How to get the proper time from a DVB receiver with the command line. This only works if you are connected to a DVB transmission. Then you can get the time from the transmission.
4.4 Tue Mar 19 jason@Yog-Sothoth 0: $ dvbdate --print System time: Tue Mar 19 19:43:49 2019 RX time: Tue Mar 19 09:43:44 2019 Offset: -36005 seconds |
This can also be used to set the system time easily.
This command showed me how much the system time differed from the actual time.
4.4 Tue Mar 19 jason@Yog-Sothoth 0: $ dvbdate --set Tue Mar 19 09:55:29 2019 dvbdate: multiplex time differs by more than 1800 from system. dvbdate: use -f to force system clock to new time. |
Then I could run it as root to set the system time. This could be in a cron job, but it seems that you would require Myth TV backend running all of the time to be connected to a multiplex to be able to run this command.
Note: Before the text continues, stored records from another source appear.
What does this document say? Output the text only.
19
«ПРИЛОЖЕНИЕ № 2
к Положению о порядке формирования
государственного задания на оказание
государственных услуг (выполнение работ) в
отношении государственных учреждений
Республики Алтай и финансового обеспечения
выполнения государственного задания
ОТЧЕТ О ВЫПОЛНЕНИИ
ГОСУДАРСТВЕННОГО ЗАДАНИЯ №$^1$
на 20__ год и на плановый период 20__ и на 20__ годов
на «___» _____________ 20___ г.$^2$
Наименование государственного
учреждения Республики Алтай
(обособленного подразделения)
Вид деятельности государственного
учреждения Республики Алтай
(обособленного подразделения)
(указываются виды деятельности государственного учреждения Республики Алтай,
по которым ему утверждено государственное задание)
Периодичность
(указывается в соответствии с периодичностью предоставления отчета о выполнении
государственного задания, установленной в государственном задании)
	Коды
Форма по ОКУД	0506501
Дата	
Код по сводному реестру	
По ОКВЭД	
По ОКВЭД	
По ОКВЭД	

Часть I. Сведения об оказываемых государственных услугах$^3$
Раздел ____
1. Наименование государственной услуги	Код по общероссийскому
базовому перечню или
4.4 Tue Mar 19 jason@Yog-Sothoth 0: $ sudo dvbdate --set -f 1) All commands run with root privileges are always dangerous. 2) Never run commands on an environment you are not willing to destroy, or able to restore. 3) Do not become root until you know what you are going to do. 4) Be sure of your command and what is going to be affected by it. [sudo] password for jason: Tue Mar 19 09:55:45 2019 |
This could be very useful. All you need is a DVB receiver.